その後、1000年後にて芦屋幹久として転生するも土蜘蛛一族悲願を忘れず引きずっていた。社会的地位を得たにも関わらずかなぐり捨てるほどの憎悪はすさまじいものだろう。

大妖魔と言われるほど恐ろしい存在。

体は白い虎、尻尾は蛇、顔は猿。

人を食らうことを好む。禁中にあらわれ人を食らい死んだと思われたらあらわれる。

正体は「道綱の弟である「蘆屋道満」」。

人間態は「山男のような体格」。

螢を狙い襲うも鷹久へ戦い怪我を負い撤退(鷹久も怪我を負った)。

道綱とともに螢殺害へおもむくも鷹久に邪魔され撤退。

賀茂家の屋敷にて鷹久へ二度戦う。螢が死んだ後は鷹久の反逆で戦うも通じずしめ殺された。

元禄編にて転生しあらわれるも兄と違い土蜘蛛一族のことはどうでもよく「鷹久への憎しみが強かった」。

大蜘蛛

突如、賀茂家の屋敷にあらわれた人間なみに巨大な黒い蜘蛛。目は赤い。

蜘蛛の巣を使い螢を捕らえたものの晴明、保憲、神剣を持った鷹久へ戦い激闘の末、神剣を受け屋敷から撤退。
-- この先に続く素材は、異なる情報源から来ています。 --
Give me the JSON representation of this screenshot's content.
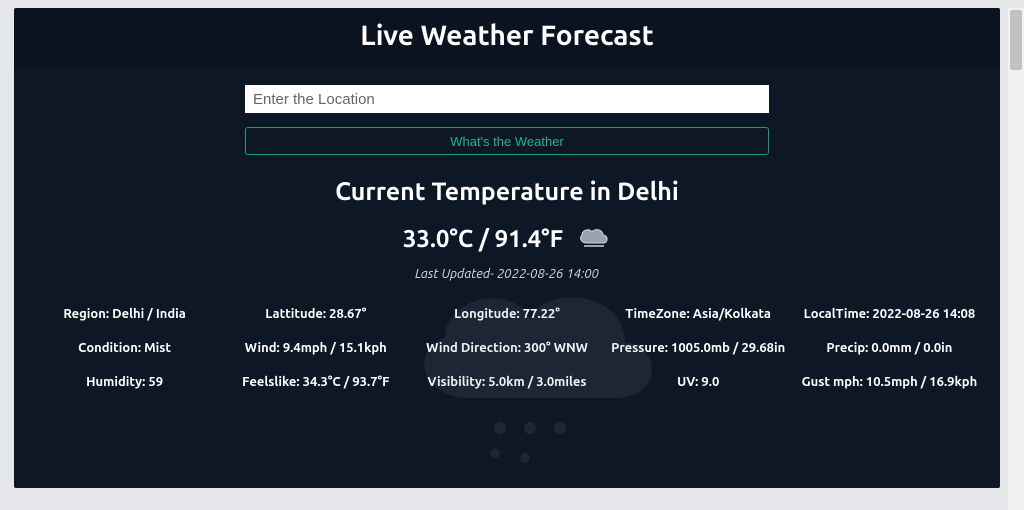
{
  "header": {
    "title": "Live Weather Forecast"
  },
  "search": {
    "placeholder": "Enter the Location",
    "button_label": "What's the Weather"
  },
  "main": {
    "current_title": "Current Temperature in Delhi",
    "temperature": "33.0°C / 91.4°F",
    "last_updated": "Last Updated- 2022-08-26 14:00"
  },
  "details": [
    "Region: Delhi / India",
    "Lattitude: 28.67°",
    "Longitude: 77.22°",
    "TimeZone: Asia/Kolkata",
    "LocalTime: 2022-08-26 14:08",
    "Condition: Mist",
    "Wind: 9.4mph / 15.1kph",
    "Wind Direction: 300° WNW",
    "Pressure: 1005.0mb / 29.68in",
    "Precip: 0.0mm / 0.0in",
    "Humidity: 59",
    "Feelslike: 34.3°C / 93.7°F",
    "Visibility: 5.0km / 3.0miles",
    "UV: 9.0",
    "Gust mph: 10.5mph / 16.9kph"
  ]
}
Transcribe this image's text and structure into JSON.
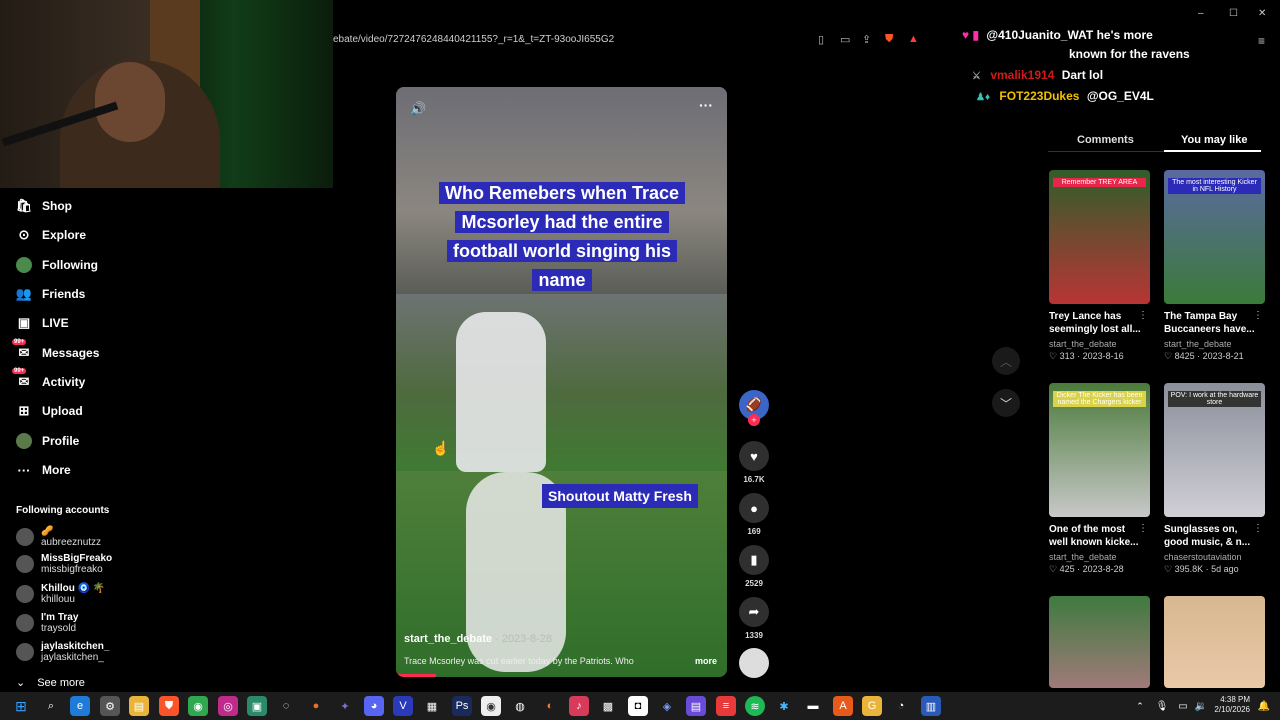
{
  "browser": {
    "url": "ebate/video/7272476248440421155?_r=1&_t=ZT-93ooJI655G2"
  },
  "sidebar": {
    "items": [
      {
        "label": "Shop",
        "icon": "shop-bag-icon",
        "badge": ""
      },
      {
        "label": "Explore",
        "icon": "compass-icon",
        "badge": ""
      },
      {
        "label": "Following",
        "icon": "following-avatar-icon",
        "badge": ""
      },
      {
        "label": "Friends",
        "icon": "friends-icon",
        "badge": ""
      },
      {
        "label": "LIVE",
        "icon": "live-icon",
        "badge": ""
      },
      {
        "label": "Messages",
        "icon": "messages-icon",
        "badge": "99+"
      },
      {
        "label": "Activity",
        "icon": "activity-icon",
        "badge": "99+"
      },
      {
        "label": "Upload",
        "icon": "upload-icon",
        "badge": ""
      },
      {
        "label": "Profile",
        "icon": "profile-avatar-icon",
        "badge": ""
      },
      {
        "label": "More",
        "icon": "more-dots-icon",
        "badge": ""
      }
    ],
    "following_header": "Following accounts",
    "accounts": [
      {
        "name": "🥜",
        "handle": "aubreeznutzz"
      },
      {
        "name": "MissBigFreako",
        "handle": "missbigfreako"
      },
      {
        "name": "Khillou 🧿 🌴",
        "handle": "khillouu"
      },
      {
        "name": "I'm Tray",
        "handle": "traysold"
      },
      {
        "name": "jaylaskitchen_",
        "handle": "jaylaskitchen_"
      }
    ],
    "see_more": "See more"
  },
  "video": {
    "caption_top": "Who Remebers when Trace Mcsorley had the entire football world singing his name",
    "caption_bottom": "Shoutout Matty Fresh",
    "author": "start_the_debate",
    "date": " · 2023-8-28",
    "description": "Trace Mcsorley was cut earlier today by the Patriots. Who",
    "more": "more",
    "progress": 0.12
  },
  "actions": {
    "likes": "16.7K",
    "comments": "169",
    "saves": "2529",
    "shares": "1339"
  },
  "chat": [
    {
      "user": "@410Juanito_WAT",
      "text": "he's more",
      "text2": "known for the ravens",
      "user_color": "#ff2fa8"
    },
    {
      "user": "vmalik1914",
      "text": "Dart lol",
      "user_color": "#d21a1a"
    },
    {
      "user": "FOT223Dukes",
      "text": "@OG_EV4L",
      "user_color": "#f0c000"
    }
  ],
  "panel": {
    "tabs": [
      "Comments",
      "You may like"
    ],
    "active_tab": "You may like",
    "cards": [
      {
        "title": "Trey Lance has seemingly lost all...",
        "author": "start_the_debate",
        "meta": "♡ 313 · 2023-8-16",
        "thumb_label": "Remember TREY AREA",
        "label_bg": "#e8264a",
        "bg1": "#2f5e2a",
        "bg2": "#b83535"
      },
      {
        "title": "The Tampa Bay Buccaneers have...",
        "author": "start_the_debate",
        "meta": "♡ 8425 · 2023-8-21",
        "thumb_label": "The most interesting Kicker in NFL History",
        "label_bg": "#2b2bb8",
        "bg1": "#5a6aa0",
        "bg2": "#3c7a3a"
      },
      {
        "title": "One of the most well known kicke...",
        "author": "start_the_debate",
        "meta": "♡ 425 · 2023-8-28",
        "thumb_label": "Dicker The Kicker has been named the Chargers kicker",
        "label_bg": "#d9d24a",
        "bg1": "#4a7a3a",
        "bg2": "#c8c8c8"
      },
      {
        "title": "Sunglasses on, good music, & n...",
        "author": "chaserstoutaviation",
        "meta": "♡ 395.8K · 5d ago",
        "thumb_label": "POV: I work at the hardware store",
        "label_bg": "#333333",
        "bg1": "#8a8f9a",
        "bg2": "#d0cfd6"
      },
      {
        "title": "",
        "author": "",
        "meta": "",
        "thumb_label": "",
        "label_bg": "#000000",
        "bg1": "#3f7a3f",
        "bg2": "#a07a7a"
      },
      {
        "title": "",
        "author": "",
        "meta": "",
        "thumb_label": "",
        "label_bg": "#000000",
        "bg1": "#d8b890",
        "bg2": "#e8c8a8"
      }
    ]
  },
  "taskbar": {
    "time": "4:38 PM",
    "date": "2/10/2026"
  },
  "colors": {
    "accent": "#fe2c55",
    "caption_bg": "#2b2bb8"
  }
}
この時、悲鳴が女だった。

正体は「泰子」。

安倍保名(あべのやすな)

晴明、鷹久の実父。

19年前、当時19歳だった保名は保憲と仲がよかった。最中に樟葉があらわれ恋に落ちる。しかし、樟葉に惚れていた保憲は樟葉を手に入れようとしていた。

樟葉と保名は逃げて行く最中、道綱があらわれ保名を殺害する。

霊となり螢と話たりする。

樟葉(くずのは)

晴明、鷹久の母にして泰子の姉。そして、土蜘蛛一族の1人。

19年前、保名と知り合い恋に落ち晴明、鷹久を産んだ。

保名とともに逃げることを決意しようとしたが、道綱があらわれ保名を殺され鷹久と晴明の前でさらわれてしまった。

現在、太祖の依代とされており樟葉と太祖の意識が混濁している。

用語

陰陽師

朝廷や貴族のために吉兆を占う他、汚れや禍事(まかごと)を祓う役人。

賀茂家で修行を修めた者が正当な陰陽師とされる。

朝廷に使えない似たようなものは「野良法師」と呼ばれる。

鬼魅(妖怪の類)を倒すため法術を習得する。